Met deze vijfde voortgangsbrief grondbeleid informeer ik u, mede namens de Minister van Landbouw, Natuur en Voedselkwaliteit, over de uitkomsten van enkele onderzoeken en de oplevering van een aantal nieuwe producten op het gebied van het grondbeleid. De afspraak dat de Minister van VROM de Tweede Kamer regelmatig informeert over het grondbeleid is gemaakt in het Kamerdebat over de Nota Grondbeleid van 28 mei 2001. Aan deze toezegging is in de afgelopen jaren uitvoering gegeven met vier voortgangsbrieven1. In deze brief loop ik kort de belangrijkste wapenfeiten van de afgelopen periode langs en vervolgens bericht ik u over de nieuwe onderzoeken en producten.
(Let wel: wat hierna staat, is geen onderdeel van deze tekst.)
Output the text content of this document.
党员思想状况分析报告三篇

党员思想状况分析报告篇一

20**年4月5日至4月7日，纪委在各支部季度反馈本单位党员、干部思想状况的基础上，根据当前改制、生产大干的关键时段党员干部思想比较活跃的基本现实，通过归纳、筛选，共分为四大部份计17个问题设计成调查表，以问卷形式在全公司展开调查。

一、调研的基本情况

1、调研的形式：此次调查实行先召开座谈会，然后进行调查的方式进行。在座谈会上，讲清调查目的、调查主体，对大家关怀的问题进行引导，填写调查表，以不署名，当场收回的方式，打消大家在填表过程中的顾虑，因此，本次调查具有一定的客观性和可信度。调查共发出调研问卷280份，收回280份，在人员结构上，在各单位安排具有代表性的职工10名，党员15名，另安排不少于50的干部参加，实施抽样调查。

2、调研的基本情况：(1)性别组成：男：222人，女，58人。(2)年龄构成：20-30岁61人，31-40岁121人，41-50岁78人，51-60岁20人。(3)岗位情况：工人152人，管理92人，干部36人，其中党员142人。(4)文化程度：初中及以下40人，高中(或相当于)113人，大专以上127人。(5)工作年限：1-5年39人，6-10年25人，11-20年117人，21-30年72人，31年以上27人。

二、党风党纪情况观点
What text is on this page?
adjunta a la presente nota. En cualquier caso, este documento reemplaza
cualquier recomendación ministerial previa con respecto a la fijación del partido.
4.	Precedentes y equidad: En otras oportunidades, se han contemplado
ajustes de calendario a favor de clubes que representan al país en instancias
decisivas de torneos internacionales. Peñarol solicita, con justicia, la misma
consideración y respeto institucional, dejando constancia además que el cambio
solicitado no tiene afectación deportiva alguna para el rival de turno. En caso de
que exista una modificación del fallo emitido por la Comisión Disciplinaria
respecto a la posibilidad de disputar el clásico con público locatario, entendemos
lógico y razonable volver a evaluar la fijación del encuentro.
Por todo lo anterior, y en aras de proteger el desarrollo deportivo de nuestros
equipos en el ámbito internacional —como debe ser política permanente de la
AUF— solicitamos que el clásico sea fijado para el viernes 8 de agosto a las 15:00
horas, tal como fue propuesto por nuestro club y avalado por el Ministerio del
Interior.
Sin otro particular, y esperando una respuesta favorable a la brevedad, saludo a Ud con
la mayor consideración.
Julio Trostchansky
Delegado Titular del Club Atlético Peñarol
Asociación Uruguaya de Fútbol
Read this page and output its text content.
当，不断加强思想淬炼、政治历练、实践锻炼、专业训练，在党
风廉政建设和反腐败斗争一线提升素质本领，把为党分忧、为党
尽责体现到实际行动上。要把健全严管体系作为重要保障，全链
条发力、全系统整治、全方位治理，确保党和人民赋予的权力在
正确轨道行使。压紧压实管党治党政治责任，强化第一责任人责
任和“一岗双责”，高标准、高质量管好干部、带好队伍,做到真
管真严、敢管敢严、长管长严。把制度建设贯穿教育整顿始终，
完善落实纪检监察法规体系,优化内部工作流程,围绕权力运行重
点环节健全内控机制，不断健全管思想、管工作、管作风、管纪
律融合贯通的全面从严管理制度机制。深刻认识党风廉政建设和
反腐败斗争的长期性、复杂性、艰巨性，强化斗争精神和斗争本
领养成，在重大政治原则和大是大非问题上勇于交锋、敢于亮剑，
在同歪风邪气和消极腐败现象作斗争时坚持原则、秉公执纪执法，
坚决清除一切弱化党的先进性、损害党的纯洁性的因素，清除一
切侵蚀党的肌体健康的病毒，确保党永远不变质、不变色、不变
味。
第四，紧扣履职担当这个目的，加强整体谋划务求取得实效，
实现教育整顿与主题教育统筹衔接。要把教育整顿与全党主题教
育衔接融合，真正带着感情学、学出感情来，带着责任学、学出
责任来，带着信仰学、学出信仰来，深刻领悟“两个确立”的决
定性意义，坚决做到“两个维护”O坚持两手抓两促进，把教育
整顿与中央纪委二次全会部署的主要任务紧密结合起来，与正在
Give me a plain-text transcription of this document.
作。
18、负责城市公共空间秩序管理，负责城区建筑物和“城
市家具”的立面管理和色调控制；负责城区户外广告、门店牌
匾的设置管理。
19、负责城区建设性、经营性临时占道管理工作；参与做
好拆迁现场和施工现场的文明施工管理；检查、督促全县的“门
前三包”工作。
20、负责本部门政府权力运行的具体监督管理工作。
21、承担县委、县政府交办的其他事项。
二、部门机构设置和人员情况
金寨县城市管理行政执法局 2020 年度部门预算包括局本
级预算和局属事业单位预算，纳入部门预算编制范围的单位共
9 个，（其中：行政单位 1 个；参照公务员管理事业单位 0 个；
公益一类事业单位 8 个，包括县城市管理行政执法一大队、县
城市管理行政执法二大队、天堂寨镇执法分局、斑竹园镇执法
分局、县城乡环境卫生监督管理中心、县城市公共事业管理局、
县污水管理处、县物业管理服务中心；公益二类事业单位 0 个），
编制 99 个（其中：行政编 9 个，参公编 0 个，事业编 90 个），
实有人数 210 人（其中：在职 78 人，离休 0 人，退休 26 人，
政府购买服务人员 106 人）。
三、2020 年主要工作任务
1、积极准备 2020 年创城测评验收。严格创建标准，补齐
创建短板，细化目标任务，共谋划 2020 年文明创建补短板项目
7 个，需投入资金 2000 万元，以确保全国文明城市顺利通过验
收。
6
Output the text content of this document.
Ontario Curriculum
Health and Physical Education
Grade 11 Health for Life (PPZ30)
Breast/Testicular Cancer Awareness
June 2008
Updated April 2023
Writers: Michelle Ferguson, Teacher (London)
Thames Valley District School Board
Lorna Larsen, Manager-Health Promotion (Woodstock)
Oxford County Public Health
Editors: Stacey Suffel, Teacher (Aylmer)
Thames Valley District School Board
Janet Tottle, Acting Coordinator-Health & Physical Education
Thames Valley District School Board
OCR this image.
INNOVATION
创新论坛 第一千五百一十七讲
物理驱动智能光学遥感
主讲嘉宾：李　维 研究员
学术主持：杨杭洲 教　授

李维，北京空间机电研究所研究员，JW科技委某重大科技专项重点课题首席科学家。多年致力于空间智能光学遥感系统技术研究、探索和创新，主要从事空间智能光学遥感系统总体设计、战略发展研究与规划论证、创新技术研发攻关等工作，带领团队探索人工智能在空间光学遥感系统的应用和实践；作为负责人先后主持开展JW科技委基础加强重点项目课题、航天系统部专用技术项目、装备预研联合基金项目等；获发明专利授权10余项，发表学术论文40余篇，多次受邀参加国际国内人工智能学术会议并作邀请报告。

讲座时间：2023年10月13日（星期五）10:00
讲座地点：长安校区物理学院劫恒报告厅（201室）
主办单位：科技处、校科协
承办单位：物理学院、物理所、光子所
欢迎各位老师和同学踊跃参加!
1. Verbeteringen grondbeleid op gang

Grondbeleidsinstrumenten staan niet op zichzelf, maar strekken tot het behalen van maatschappelijke doelstellingen. In de Nota Grondbeleid2 zijn de doelen van het grondbeleid benoemd: a. het bevorderen van het maatschappelijk gewenst ruimtegebruik, b. het bevorderen van een rechtvaardige verdeling van kosten en opbrengsten over gebruikers, exploitanten, eigenaren en overheid en c. het verhogen van de kwaliteit van het ruimtegebruik, de zeggenschap voor de burger en de marktwerking op de grondmarkt. Het rijk heeft in de afgelopen periode flinke inspanningen gepleegd om de regelgeving en de beleidsontwikkeling voor het grondbeleid beter op orde te brengen, zodat decentrale overheden betere mogelijkheden hebben om deze maatschappelijke doelen te realiseren. Zonder een uitputtend overzicht te beogen, wil ik hier als belangrijke voorbeelden noemen:

• het wetsvoorstel voor de Grondexploitatiewet voor kostenverhaal en kwaliteitseisen bij bouwlocaties3;

• de verbreding en vereenvoudiging van de Wet voorkeursrecht gemeenten voor de aankoop van gronden door de overheid4;

• de reparatie van de huidige Wet op de Ruimtelijke Ordening ten aanzien van de bevoegdheid van gemeenten tot het sluiten van planschadevergoedings-overeenkomsten1;

• de samenwerking van de rijksdepartementen die betrokken zijn bij gebiedsontwikkeling in het opgerichte gemeenschappelijk ontwikkelingsbedrijf2;

• onderzoeken inzake concurrentiebevordering op ontwikkelingslocaties3;

• de oplevering van handreikingen inzake onder meer staatssteun en gronduitgifte.

Zoals aangegeven bericht ik in het onderstaande over een aantal nieuwe, aanvullende, onderzoeken en producten. Deze hebben achtereenvolgens betrekking op: de samenwerking tussen overheden en marktpartijen bij gebiedsontwikkeling – mede met het oog op de Europese regels die gelden voor deze samenwerking –, de toepassing van de kostensoortenlijst bij de Grondexploitatiewet voor regionale projecten en de grondprijzen die gemeenten vragen bij de uitgifte van bouwgrond voor woningen.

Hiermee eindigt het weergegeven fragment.